Patti, earlier at the press conference, you mentioned your experience in emerging markets. How will your experience in other emerging markets help your work here in Nigeria
AP: Very good question. Our goal here (in Nigeria) is to implement the correct business model, at the correct time. This is because if you open too early a retail network, but on one side the rising middle class is not ready yet, but there are just a few hundreds of very rich people, your business model will fail because you have structured to make volumes but the clients cannot still afford your products. This is just what we think but it applies to other luxury brands, the way they structure important investment in retail but they failed because there not enough clients.

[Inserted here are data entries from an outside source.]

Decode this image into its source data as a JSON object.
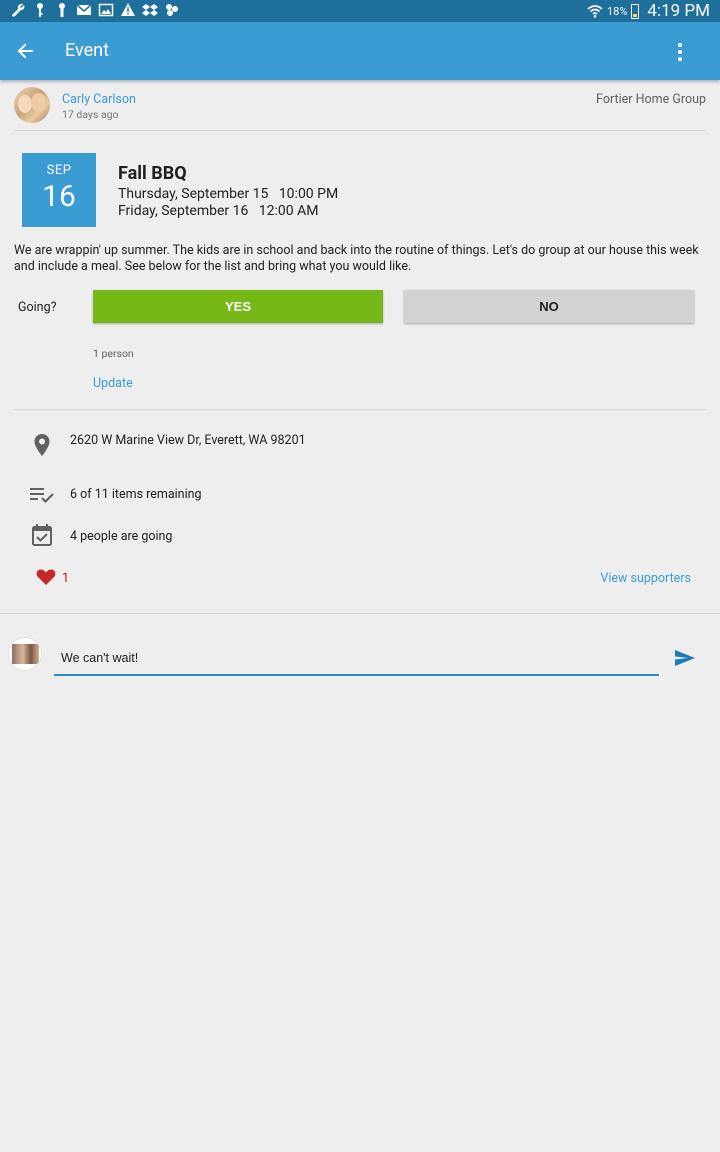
{
  "status_bar": {
    "battery": "18%",
    "time": "4:19 PM",
    "icons": [
      "wrench-icon",
      "key-icon",
      "key-icon",
      "gmail-icon",
      "image-icon",
      "warning-icon",
      "dropbox-icon",
      "puzzle-icon",
      "wifi-icon",
      "battery-icon"
    ]
  },
  "appbar": {
    "title": "Event"
  },
  "author": {
    "name": "Carly Carlson",
    "time": "17 days ago",
    "group": "Fortier Home Group"
  },
  "event": {
    "month": "SEP",
    "day": "16",
    "title": "Fall BBQ",
    "start": "Thursday, September 15   10:00 PM",
    "end": "Friday, September 16   12:00 AM",
    "description": "We are wrappin' up summer. The kids are in school and back into the routine of things. Let's do group at our house this week and include a meal. See below for the list and bring what you would like."
  },
  "rsvp": {
    "label": "Going?",
    "yes": "YES",
    "no": "NO",
    "count": "1 person",
    "update": "Update"
  },
  "details": {
    "address": "2620 W Marine View Dr, Everett, WA  98201",
    "items": "6 of 11 items remaining",
    "going": "4 people are going",
    "likes": "1",
    "view_supporters": "View supporters"
  },
  "comment": {
    "value": "We can't wait!"
  },
  "colors": {
    "status_bar": "#1e6f9b",
    "app_bar": "#3b9bd3",
    "accent": "#3b9bd3",
    "yes_button": "#76b817",
    "no_button": "#d2d2d2",
    "heart": "#c62828",
    "background": "#eeeeee"
  }
}
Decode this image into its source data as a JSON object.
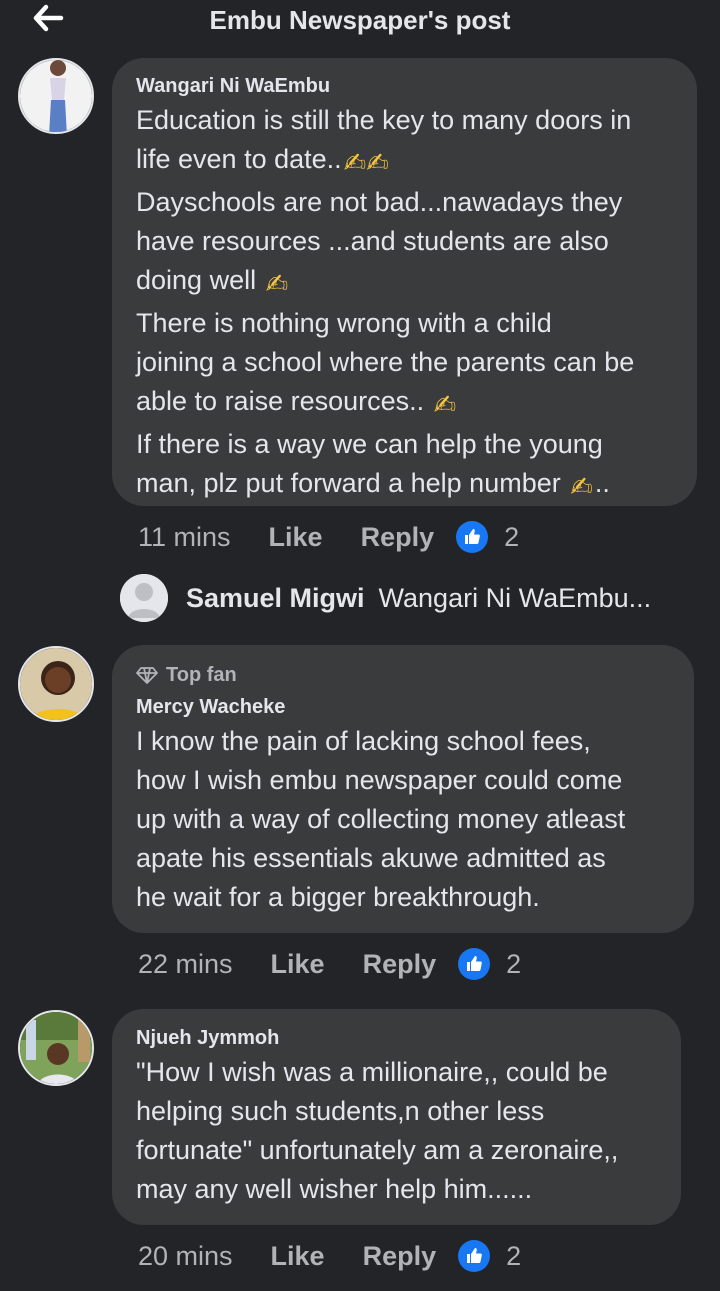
{
  "header": {
    "title": "Embu Newspaper's post",
    "back_icon": "back-arrow-icon"
  },
  "comments": [
    {
      "author": "Wangari Ni WaEmbu",
      "lines": [
        {
          "text": "Education is still the key to many doors in",
          "emoji": ""
        },
        {
          "text": "life even to date..",
          "emoji": "✍✍"
        },
        {
          "text": "Dayschools are not bad...nawadays they",
          "emoji": ""
        },
        {
          "text": "have resources ...and students are also",
          "emoji": ""
        },
        {
          "text": "doing well",
          "emoji": "✍"
        },
        {
          "text": "There is nothing wrong with a child",
          "emoji": ""
        },
        {
          "text": "joining a school where the parents can be",
          "emoji": ""
        },
        {
          "text": "able to raise resources..",
          "emoji": "✍"
        },
        {
          "text": "If there is a way we can help the young",
          "emoji": ""
        },
        {
          "text": "man, plz put forward a help number",
          "emoji": "✍",
          "after": ".."
        }
      ],
      "time": "11 mins",
      "like": "Like",
      "reply": "Reply",
      "reactions": "2"
    },
    {
      "badge": "Top fan",
      "author": "Mercy Wacheke",
      "lines": [
        {
          "text": "I know the pain of lacking school fees,",
          "emoji": ""
        },
        {
          "text": "how I wish embu newspaper could come",
          "emoji": ""
        },
        {
          "text": "up with a way of collecting money atleast",
          "emoji": ""
        },
        {
          "text": "apate his essentials akuwe admitted as",
          "emoji": ""
        },
        {
          "text": "he wait for a bigger breakthrough.",
          "emoji": ""
        }
      ],
      "time": "22 mins",
      "like": "Like",
      "reply": "Reply",
      "reactions": "2"
    },
    {
      "author": "Njueh Jymmoh",
      "lines": [
        {
          "text": "\"How I wish was a millionaire,, could be",
          "emoji": ""
        },
        {
          "text": "helping such students,n other less",
          "emoji": ""
        },
        {
          "text": "fortunate\" unfortunately am a zeronaire,,",
          "emoji": ""
        },
        {
          "text": "may any well wisher help him......",
          "emoji": ""
        }
      ],
      "time": "20 mins",
      "like": "Like",
      "reply": "Reply",
      "reactions": "2"
    }
  ],
  "reply_preview": {
    "author": "Samuel Migwi",
    "text": "Wangari Ni WaEmbu..."
  },
  "colors": {
    "background": "#232427",
    "bubble": "#3a3b3c",
    "text": "#e4e6eb",
    "muted": "#b0b3b8",
    "like_blue": "#1877f2"
  }
}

Our main task here is to size up the real dimension of the potential (of the Nigerian market) this year, in three years, in five years, in 10 years. Then we’ll be ready with the correct network, the correct business model. How to avoid a non-profitable investment, that is the biggest challenge we have.
We have a success story in China. We entered before anyone else in 1992, and we started opening stores in major cities, and while the middle class was rising we were opening stores in minor cities in order to sustain an organic growth.
Let me give you another example: Without mentioning any name or country, there was this global brand that said, ‘There is a huge potential in the country, so let’s set up in this country with our name, our products, we are absolutely welcome worldwide, this country will soon accept our products…’ They failed.
The local clients in Nigeria, they don’t know Cartier, but they know Polo. So, you need a very strategic, well-known and well-respected partner. So to succeed in a new market you need a good partner that is spreading out the message; we cannot do without it, we need a good partner.
For example, there are other strong economies in Africa but we don’t have the right partner there. So, we are not able to make a long term ambition there. Much of the time what you have are dealers who come to you and say, ‘Give me the products, I’ll double the profits in two years.’
In brief, the answer to your question is, we need to set up the correct business model according to the potential of the market and open big stores that will satisfy the needs of our clients. Also our desire is to set up a long term business with a very strong local retail partner that is strong in the area of service, knowledge, finance.
So, there is need to be careful going into an emerging market because many times, global brands want to go into an emerging market and they want to do what I call, the big offer.